What the GOP needs is a change in the political system itself.
Put simply, the current method of legislative elections hurts Republicans. The GOP gets a higher percentage of votes in legislative races than its percentage of legislators in office. But under the single-member district, plurality vote system, Democrats, representing districts in which fewer vote, pick up big majorities of seats -- far bigger than the percentage of the vote they receive.
Even with stronger candidates, the GOP is likely to fall short until it does something about this system.

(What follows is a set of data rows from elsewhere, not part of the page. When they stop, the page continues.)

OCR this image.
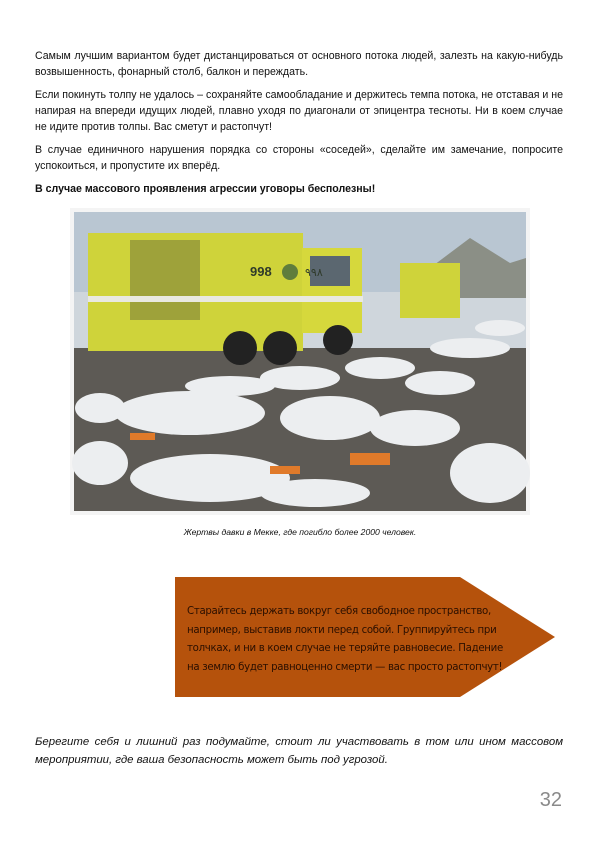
Самым лучшим вариантом будет дистанцироваться от основного потока людей, залезть на какую-нибудь возвышенность, фонарный столб, балкон и переждать.

Если покинуть толпу не удалось – сохраняйте самообладание и держитесь темпа потока, не отставая и не напирая на впереди идущих людей, плавно уходя по диагонали от эпицентра тесноты. Ни в коем случае не идите против толпы. Вас сметут и растопчут!

В случае единичного нарушения порядка со стороны «соседей», сделайте им замечание, попросите успокоиться, и пропустите их вперёд.

В случае массового проявления агрессии уговоры бесполезны!

998	٩٩٨
Жертвы давки в Мекке, где погибло более 2000 человек.
Старайтесь держать вокруг себя свободное пространство, например, выставив локти перед собой. Группируйтесь при толчках, и ни в коем случае не теряйте равновесие. Падение на землю будет равноценно смерти — вас просто растопчут!
Берегите себя и лишний раз подумайте, стоит ли участвовать в том или ином массовом мероприятии, где ваша безопасность может быть под угрозой.
32
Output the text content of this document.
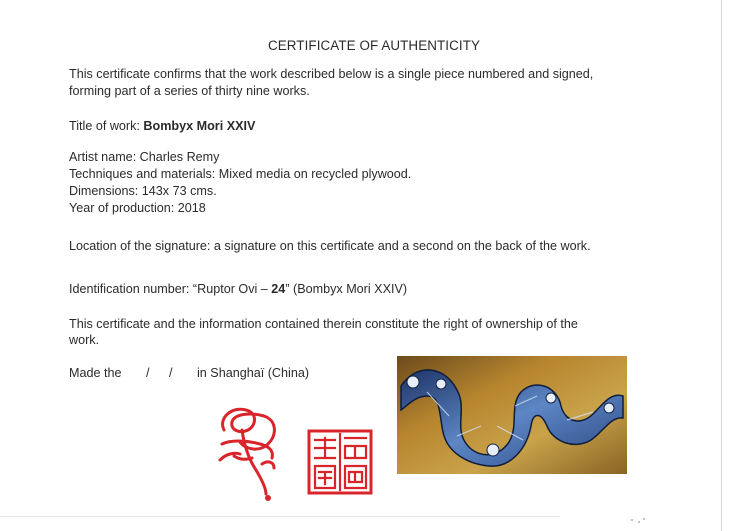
CERTIFICATE OF AUTHENTICITY
This certificate confirms that the work described below is a single piece numbered and signed,
forming part of a series of thirty nine works.
Title of work: Bombyx Mori XXIV
Artist name: Charles Remy
Techniques and materials: Mixed media on recycled plywood.
Dimensions: 143x 73 cms.
Year of production: 2018
Location of the signature: a signature on this certificate and a second on the back of the work.
Identification number: “Ruptor Ovi – 24” (Bombyx Mori XXIV)
This certificate and the information contained therein constitute the right of ownership of the
work.
Made the / / in Shanghaï (China)
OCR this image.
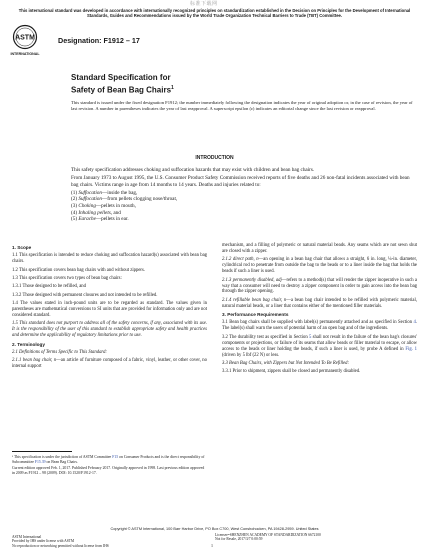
标准下载网
This international standard was developed in accordance with internationally recognized principles on standardization established in the Decision on Principles for the Development of International Standards, Guides and Recommendations issued by the World Trade Organization Technical Barriers to Trade (TBT) Committee.
ASTM
INTERNATIONAL
Designation: F1912 – 17
Standard Specification for
Safety of Bean Bag Chairs$^1$
This standard is issued under the fixed designation F1912; the number immediately following the designation indicates the year of original adoption or, in the case of revision, the year of last revision. A number in parentheses indicates the year of last reapproval. A superscript epsilon (ε) indicates an editorial change since the last revision or reapproval.
INTRODUCTION

This safety specification addresses choking and suffocation hazards that may exist with children and bean bag chairs.

From January 1973 to August 1995, the U.S. Consumer Product Safety Commission received reports of five deaths and 26 non-fatal incidents associated with bean bag chairs. Victims range in age from 14 months to 14 years. Deaths and injuries related to:

(1) Suffocation—inside the bag,
(2) Suffocation—from pellets clogging nose/throat,
(3) Choking—pellets in mouth,
(4) Inhaling pellets, and
(5) Earache—pellets in ear.
1. Scope

1.1 This specification is intended to reduce choking and suffocation hazard(s) associated with bean bag chairs.

1.2 This specification covers bean bag chairs with and without zippers.

1.3 This specification covers two types of bean bag chairs:

1.3.1 Those designed to be refilled, and

1.3.2 Those designed with permanent closures and not intended to be refilled.

1.4 The values stated in inch-pound units are to be regarded as standard. The values given in parentheses are mathematical conversions to SI units that are provided for information only and are not considered standard.

1.5 This standard does not purport to address all of the safety concerns, if any, associated with its use. It is the responsibility of the user of this standard to establish appropriate safety and health practices and determine the applicability of regulatory limitations prior to use.

2. Terminology

2.1 Definitions of Terms Specific to This Standard:

2.1.1 bean bag chair, n—an article of furniture composed of a fabric, vinyl, leather, or other cover, no internal support

mechanism, and a filling of polymeric or natural material beads. Any seams which are not sewn shut are closed with a zipper.

2.1.2 direct path, n—an opening in a bean bag chair that allows a straight, 6 in. long, ¼-in. diameter, cylindrical rod to penetrate from outside the bag to the beads or to a liner inside the bag that holds the beads if such a liner is used.

2.1.3 permanently disabled, adj—refers to a method(s) that will render the zipper inoperative in such a way that a consumer will need to destroy a zipper component in order to gain access into the bean bag through the zipper opening.

2.1.4 refillable bean bag chair, n—a bean bag chair intended to be refilled with polymeric material, natural material beads, or a liner that contains either of the mentioned filler materials.

3. Performance Requirements

3.1 Bean bag chairs shall be supplied with label(s) permanently attached and as specified in Section 4. The label(s) shall warn the users of potential harm of an open bag and of the ingredients.

3.2 The durability test as specified in Section 5 shall not result in the failure of the bean bag's closures' components or projections, or failure of its seams that allow beads or filler material to escape, or allow access to the beads or liner holding the beads, if such a liner is used, by probe A defined in Fig. 1 (driven by 5 lbf (22 N) or less.

3.3 Bean Bag Chairs, with Zippers but Not Intended To Be Refilled:

3.3.1 Prior to shipment, zippers shall be closed and permanently disabled.

¹ This specification is under the jurisdiction of ASTM Committee F15 on Consumer Products and is the direct responsibility of Subcommittee F15.39 on Bean Bag Chairs.

Current edition approved Feb. 1, 2017. Published February 2017. Originally approved in 1998. Last previous edition approved in 2009 as F1912 – 98 (2009). DOI: 10.1520/F1912-17.

Copyright © ASTM International, 100 Barr Harbor Drive, PO Box C700, West Conshohocken, PA 19428-2959. United States
ASTM International
Provided by IHS under license with ASTM
No reproduction or networking permitted without license from IHS
Licensee=SHENZHEN ACADEMY OF STANDARDIZATION 6672100
Not for Resale, 2017/3/7 0:00:59
1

What would the party have to do? Republicans need a system that awards legislative seats proportionally -- by the percentage of the vote that its candidates get. Proportional representation seems strange to Americans, and particularly Republicans. But it has a long history in the U.S. And it's really the only way to make the party competitive, particularly given its weakness in population centers such as the Bay Area and greater Los Angeles.
In a proportional system, Republicans would win a higher percentage of seats simply by changing the rules, and they'd win seats in every corner of the state. This would broaden the audience for the GOP message--and give the Republicans the opportunity they don't have now to convince voters that they've changed. And if the Republicans recruited better candidates with a broader message, they could win back power.